MANHUNTER is order and disorder. Geometry and chaos. It's steel bars and sheet glass windows and buildings wrapped in concrete. It's cool blue nights, shimmering amber waves, and foreboding forest glens.


Michael Mann creates the world of a man who hunts serial killers by logically absorbing their thought processes, and not for one second is this the corny cheesefest such a statement would ordinarily precede. Mann uses symmetrical compositions, rack focuses, tinted lenses, and naturalistic acting to create his macabre atmosphere. This is a master of the cinematic medium at the height of his powers. The story unfolds with subtlety and grace, like the best of Jean-Pierre Melville or Sidney Lumet. There are no "Hollywood scares" here, no obnoxious sonic stingers- it's a quotidian terror.
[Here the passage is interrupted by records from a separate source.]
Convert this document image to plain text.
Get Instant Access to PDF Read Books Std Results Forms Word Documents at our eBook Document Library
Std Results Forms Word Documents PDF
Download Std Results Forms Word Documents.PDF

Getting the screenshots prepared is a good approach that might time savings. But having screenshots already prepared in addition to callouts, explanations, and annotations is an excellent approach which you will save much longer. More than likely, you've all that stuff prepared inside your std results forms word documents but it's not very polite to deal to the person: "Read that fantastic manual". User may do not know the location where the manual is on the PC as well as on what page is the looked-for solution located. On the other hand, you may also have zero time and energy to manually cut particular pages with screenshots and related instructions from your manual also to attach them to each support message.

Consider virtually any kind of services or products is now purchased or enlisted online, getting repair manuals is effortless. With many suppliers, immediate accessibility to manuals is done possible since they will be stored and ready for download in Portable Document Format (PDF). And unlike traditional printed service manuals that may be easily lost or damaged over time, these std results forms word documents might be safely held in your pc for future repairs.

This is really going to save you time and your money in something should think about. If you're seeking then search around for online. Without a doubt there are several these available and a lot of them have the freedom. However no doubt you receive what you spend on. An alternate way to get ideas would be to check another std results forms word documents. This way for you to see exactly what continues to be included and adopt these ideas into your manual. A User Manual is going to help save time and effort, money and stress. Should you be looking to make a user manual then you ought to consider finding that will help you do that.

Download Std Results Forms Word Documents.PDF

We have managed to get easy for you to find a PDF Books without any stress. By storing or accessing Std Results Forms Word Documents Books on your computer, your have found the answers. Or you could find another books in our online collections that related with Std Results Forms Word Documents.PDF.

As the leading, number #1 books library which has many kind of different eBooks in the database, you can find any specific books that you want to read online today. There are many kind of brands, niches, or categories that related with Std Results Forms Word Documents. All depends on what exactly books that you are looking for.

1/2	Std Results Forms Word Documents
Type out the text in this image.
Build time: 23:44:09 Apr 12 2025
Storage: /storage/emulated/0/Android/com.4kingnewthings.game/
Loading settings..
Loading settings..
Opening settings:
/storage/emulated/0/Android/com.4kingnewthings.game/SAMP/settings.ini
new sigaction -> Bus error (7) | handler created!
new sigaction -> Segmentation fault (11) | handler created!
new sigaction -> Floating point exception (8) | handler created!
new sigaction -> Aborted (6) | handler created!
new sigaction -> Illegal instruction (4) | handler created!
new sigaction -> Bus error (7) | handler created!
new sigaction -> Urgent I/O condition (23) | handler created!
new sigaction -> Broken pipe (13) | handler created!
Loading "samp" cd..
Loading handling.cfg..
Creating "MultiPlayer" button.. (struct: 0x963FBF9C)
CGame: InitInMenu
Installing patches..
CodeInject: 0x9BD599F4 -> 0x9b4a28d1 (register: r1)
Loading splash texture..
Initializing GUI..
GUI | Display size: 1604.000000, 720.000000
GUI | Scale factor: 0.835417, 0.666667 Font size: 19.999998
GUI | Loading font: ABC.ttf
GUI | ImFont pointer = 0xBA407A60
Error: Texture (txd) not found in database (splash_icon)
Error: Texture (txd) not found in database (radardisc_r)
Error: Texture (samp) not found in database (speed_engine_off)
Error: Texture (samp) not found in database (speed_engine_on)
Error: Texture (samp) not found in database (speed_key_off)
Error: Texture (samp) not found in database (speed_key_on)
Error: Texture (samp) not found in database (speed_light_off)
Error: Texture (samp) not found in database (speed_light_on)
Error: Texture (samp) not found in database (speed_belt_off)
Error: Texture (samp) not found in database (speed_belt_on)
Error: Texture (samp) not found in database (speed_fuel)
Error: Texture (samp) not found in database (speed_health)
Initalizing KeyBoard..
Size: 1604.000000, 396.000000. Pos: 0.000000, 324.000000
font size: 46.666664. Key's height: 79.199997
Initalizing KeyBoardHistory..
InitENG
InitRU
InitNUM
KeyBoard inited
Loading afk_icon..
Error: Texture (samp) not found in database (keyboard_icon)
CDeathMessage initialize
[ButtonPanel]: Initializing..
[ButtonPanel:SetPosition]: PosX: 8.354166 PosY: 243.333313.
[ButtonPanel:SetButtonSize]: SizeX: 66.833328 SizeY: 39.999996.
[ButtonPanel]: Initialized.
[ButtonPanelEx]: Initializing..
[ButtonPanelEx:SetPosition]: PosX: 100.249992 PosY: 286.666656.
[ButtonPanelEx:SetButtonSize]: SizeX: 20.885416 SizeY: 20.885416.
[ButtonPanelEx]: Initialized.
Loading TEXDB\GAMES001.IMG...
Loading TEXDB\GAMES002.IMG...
The performances are brilliant:

William L. Peterson as the investigator, coming straight off of the excellent TO LIVE AND DIE IN L.A.;

Tom Noonan as the terrifyingly low-key 'Tooth Fairy;' Joan Allen as a naive blind co-worker; and Brian Cox as the first cinematic incarnation of Hannibal Lecktor (Yep, that's how it's spelled here). The film is sprinkled with realistic, true-hearted touches: a little girl on a plane panics when she sees the crime scene photos Peterson has fallen asleep to; cops talk like cops, not like TV-writer mouthpieces; and Mann doesn't just tell you about Lecktor's intellect, he SHOWS you, lets him speak and act and think for himself. MANHUNTER just goes to show you that an American director CAN make a 'mainstream' genre picture without sacrificing personal style, dumbing down the material, or pandering to the masses. Why can't they all be like this?